The Drama Investment Partnership will aim to speed up the process of bringing premium drama projects by British companies, such as upcoming series “McMafia” (pictured) and Jane Campion’s “Top of the Lake: China Girl,” into production by having funds available at the point of commission.

“With the Drama Investment Partnership, we are actively bringing new funding opportunities to the market, consistent with our history of pioneering financing and partnership deals,” Tim Davie, CEO of BBC Worldwide, said in a statement.

The fund is initially scheduled to run for three years. BBC Worldwide said it expected to greenlight a slate worth “at least £150 million” during that initial period. BBC Worldwide will select projects for development and investment to be financed through the partnership and also handle global marketing and distribution.

Davie said the two companies were confident the new fund would “unlock greater opportunities for content-makers and commissioners to ensure the very best of British drama continues to be made for audiences across the world.”

The Drama Investment Partnership is structured as an exclusive co-financing partnership between BBC Worldwide and Anton, with both companies providing funding. Anton has had a slate co-financing deal with Studiocanal since 2011, investing in such projects as “Tinker Tailor Soldier Spy,” “The Imitation Game,” and family hit “Paddington” and its upcoming sequel.

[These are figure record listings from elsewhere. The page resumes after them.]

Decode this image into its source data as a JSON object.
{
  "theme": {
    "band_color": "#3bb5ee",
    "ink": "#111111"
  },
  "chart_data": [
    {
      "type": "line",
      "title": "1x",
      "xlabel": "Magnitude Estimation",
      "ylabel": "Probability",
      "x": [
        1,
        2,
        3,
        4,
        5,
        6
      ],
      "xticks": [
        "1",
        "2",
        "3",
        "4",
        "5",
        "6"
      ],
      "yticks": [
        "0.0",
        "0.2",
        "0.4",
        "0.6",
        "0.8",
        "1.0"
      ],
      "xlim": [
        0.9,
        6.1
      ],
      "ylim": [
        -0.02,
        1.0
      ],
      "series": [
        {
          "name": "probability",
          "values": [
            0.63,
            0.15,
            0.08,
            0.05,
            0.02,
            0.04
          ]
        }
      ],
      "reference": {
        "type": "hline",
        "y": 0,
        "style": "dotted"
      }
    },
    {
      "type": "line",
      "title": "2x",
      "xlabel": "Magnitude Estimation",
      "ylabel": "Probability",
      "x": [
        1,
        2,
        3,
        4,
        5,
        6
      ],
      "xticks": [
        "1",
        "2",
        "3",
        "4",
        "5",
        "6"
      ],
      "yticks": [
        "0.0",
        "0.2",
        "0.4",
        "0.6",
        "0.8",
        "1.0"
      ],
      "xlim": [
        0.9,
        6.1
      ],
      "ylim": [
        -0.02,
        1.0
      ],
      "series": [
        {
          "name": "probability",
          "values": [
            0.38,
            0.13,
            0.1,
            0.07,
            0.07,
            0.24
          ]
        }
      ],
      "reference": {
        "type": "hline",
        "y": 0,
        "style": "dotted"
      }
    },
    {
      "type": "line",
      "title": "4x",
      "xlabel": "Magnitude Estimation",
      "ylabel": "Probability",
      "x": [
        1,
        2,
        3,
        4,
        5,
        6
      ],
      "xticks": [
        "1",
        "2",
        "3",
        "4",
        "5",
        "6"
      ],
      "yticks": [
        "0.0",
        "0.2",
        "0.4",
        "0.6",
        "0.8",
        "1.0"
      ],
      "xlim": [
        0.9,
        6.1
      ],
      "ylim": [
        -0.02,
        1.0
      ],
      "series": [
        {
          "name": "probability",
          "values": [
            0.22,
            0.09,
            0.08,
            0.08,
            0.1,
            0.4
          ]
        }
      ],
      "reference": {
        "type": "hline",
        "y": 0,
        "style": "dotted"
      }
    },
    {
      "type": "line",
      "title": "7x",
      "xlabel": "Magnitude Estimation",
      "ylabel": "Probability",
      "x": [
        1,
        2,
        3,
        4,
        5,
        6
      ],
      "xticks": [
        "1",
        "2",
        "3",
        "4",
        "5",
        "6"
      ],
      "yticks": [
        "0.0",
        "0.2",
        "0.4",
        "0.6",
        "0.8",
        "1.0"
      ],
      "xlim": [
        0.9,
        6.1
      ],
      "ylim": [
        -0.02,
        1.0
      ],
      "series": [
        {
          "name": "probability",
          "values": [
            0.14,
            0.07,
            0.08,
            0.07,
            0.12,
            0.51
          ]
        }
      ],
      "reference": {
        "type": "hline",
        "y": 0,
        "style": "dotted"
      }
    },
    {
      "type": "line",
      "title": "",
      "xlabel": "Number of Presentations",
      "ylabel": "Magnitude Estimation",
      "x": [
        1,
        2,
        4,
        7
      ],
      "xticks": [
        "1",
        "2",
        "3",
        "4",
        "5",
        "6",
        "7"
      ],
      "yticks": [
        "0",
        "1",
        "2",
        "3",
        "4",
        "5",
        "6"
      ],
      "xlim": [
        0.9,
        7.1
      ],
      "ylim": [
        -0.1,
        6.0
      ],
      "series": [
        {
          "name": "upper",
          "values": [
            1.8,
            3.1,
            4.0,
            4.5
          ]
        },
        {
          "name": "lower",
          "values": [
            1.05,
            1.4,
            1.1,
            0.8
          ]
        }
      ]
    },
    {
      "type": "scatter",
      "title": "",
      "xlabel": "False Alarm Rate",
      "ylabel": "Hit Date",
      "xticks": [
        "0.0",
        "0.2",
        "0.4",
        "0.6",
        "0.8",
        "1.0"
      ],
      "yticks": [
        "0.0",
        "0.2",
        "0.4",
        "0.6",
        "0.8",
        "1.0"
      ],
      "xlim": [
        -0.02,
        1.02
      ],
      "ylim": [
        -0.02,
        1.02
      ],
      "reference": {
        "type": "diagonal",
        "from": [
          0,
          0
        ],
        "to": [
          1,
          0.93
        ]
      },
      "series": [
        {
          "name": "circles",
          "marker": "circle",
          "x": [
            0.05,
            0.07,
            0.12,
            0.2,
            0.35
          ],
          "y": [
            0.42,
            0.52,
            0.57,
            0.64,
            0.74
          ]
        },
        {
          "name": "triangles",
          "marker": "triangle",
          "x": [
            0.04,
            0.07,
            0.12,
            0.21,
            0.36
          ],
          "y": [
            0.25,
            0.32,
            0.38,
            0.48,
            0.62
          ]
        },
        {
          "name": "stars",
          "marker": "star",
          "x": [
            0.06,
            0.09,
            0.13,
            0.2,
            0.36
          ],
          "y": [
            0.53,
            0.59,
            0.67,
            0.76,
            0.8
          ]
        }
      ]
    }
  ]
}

In May last year Anton also announced a slate co-financing deal with Canada’s Elevation Pictures that would include output deals with Black Bear Pictures, Bleecker Street Films and Bold Films. That deal saw it commit to investing in up to 25 projects per year. Titles that have already benefited from the deal include Oliver Stone’s “Snowden,” Peter Berg’s “Deepwater Horizon” and John Lee Hancock’s “The Founder.”